Wednesday, November 15, 2006

Verbal diarrhoea.

It's a colleague's last day of work today. My lunch partner. My friend. She's one of the dinosaurs, having been with the workplace for about six or seven years (I can't remember). I have never seen her lose her temper in the three years I've been there. Amazing. Anyway, I am wondering if she's still at her workstation trying to clear her stuff. Maybe she's still shredding papers.
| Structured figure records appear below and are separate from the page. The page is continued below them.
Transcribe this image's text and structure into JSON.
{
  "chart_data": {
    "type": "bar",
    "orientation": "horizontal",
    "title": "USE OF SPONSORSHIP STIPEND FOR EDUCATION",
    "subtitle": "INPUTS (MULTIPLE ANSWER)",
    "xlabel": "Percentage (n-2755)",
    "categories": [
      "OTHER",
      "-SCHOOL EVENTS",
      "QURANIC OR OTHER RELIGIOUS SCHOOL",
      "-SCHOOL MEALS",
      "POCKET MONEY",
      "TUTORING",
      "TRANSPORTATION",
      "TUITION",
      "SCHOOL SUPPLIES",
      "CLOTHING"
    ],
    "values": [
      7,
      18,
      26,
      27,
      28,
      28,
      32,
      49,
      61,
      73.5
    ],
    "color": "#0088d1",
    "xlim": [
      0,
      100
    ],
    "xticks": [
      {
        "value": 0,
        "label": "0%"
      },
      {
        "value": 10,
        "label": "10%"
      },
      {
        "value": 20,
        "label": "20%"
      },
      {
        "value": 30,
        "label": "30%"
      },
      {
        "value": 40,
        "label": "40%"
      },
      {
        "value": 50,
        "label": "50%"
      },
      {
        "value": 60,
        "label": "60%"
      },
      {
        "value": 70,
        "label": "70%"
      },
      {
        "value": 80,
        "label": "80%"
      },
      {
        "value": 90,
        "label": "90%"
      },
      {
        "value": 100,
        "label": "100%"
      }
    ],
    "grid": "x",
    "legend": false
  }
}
I wonder when it's my turn. As I was walking to the bus stop after we said our goodbyes, I felt rather upset. It's not so much of "when can I stop doing all these shitty stuff" but rather "I'll miss your presence here. We work well together. You're a great person to work with and be friends with". It felt like.. school. Like in council. When things had to end. I remembered the investiture of the 23rd council. I couldn't control myself and cried on stage and when pinning the badge onto my junior's collar. It's like, no matter how hard it was, you appreciated the company of those around you. Those who fought with you, listened to you and shared with you. And when you had to part, you feel like you are leaving some part of you behind. You're giving part of your heart away. You do not just want the memories. I don't know if it makes sense to you but to me, today, I suddenly realised that maybe I am not strong enough to just move on like that. The thought of people leaving, or the thought of me leaving them, makes me catch my breath.
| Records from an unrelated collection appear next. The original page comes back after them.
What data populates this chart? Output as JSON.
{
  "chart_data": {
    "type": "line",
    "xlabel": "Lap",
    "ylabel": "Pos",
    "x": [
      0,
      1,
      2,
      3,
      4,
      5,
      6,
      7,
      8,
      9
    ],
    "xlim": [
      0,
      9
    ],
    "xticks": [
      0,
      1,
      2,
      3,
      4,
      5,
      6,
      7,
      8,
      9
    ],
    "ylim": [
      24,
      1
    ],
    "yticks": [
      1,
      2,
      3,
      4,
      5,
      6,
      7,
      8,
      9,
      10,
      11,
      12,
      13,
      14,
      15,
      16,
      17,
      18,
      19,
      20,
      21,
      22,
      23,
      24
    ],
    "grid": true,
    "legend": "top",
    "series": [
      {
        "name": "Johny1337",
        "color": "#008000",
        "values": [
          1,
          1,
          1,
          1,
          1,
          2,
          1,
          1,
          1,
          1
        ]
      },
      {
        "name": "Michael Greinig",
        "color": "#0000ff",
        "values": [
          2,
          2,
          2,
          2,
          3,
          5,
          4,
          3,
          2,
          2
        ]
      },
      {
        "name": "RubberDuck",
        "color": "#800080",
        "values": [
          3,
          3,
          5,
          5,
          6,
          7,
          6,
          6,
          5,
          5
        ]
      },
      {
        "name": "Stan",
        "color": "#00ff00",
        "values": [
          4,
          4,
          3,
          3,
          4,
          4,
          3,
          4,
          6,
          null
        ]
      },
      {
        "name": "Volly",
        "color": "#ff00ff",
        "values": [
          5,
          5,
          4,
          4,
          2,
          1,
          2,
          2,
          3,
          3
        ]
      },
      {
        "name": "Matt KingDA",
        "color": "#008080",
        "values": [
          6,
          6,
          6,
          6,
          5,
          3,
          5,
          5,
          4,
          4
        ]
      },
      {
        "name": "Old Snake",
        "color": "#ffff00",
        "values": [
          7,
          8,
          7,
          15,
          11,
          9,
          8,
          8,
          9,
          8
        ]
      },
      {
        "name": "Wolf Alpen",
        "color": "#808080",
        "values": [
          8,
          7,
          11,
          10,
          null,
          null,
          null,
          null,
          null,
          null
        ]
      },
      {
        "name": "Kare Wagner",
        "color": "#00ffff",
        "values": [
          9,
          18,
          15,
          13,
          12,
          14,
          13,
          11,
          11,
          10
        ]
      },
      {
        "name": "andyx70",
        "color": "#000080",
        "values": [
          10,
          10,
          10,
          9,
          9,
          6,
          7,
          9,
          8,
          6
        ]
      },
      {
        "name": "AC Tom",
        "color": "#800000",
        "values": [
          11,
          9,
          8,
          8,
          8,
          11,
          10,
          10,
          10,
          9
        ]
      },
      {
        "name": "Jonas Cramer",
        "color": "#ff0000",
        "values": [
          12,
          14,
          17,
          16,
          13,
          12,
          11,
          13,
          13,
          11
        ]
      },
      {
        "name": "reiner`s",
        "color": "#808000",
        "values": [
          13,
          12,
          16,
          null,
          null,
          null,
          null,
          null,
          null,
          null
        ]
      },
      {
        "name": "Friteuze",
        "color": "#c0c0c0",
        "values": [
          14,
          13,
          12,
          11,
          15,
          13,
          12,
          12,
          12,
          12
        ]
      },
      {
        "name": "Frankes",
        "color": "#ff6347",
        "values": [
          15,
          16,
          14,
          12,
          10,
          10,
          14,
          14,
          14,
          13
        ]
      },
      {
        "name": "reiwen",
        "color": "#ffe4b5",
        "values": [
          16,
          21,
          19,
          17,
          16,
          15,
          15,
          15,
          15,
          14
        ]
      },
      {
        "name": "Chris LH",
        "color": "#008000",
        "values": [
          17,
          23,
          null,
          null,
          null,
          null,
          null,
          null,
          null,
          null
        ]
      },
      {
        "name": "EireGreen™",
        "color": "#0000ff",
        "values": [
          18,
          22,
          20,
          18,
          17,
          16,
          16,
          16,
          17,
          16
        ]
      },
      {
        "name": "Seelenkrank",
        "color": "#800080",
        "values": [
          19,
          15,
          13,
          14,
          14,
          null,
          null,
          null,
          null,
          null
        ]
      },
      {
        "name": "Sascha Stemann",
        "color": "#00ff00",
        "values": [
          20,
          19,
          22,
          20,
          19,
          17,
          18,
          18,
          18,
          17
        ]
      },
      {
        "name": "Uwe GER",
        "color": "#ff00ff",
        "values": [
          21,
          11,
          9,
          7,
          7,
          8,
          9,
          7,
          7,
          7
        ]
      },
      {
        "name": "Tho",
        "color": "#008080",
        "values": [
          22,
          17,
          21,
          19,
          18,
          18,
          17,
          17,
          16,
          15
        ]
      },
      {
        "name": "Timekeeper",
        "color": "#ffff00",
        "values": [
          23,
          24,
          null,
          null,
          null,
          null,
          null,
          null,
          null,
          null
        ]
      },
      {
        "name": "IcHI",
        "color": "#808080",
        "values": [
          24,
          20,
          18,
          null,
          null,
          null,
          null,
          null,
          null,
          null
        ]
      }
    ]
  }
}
I'm not strong enough. Not brave enough.




I don't write much in here anymore. Not sure who's reading what. Nobody leaves comments. I have things I want to remember but I forget them by the time I come home. Or I'm too tired to write. Or I can't get started because I have a mental block. Then I think too much about how open I should be with my thoughts. Should I just continue to write superficial stuff in here and be vague about what I really feel? And have the few rare entries where I write about some unhappy things which I have tried so hard to not write about.

Well, I have stopped thinking of of all these because it doesn't matter anymore. Like now, the words come to me fast and I just keep typing without thinking too much. I think I'll just keep on typing whatever comes to me. I'll stop thinking of whether I want the blog to not contain this and that and blah. I'll just be making it difficult for me to start writing something.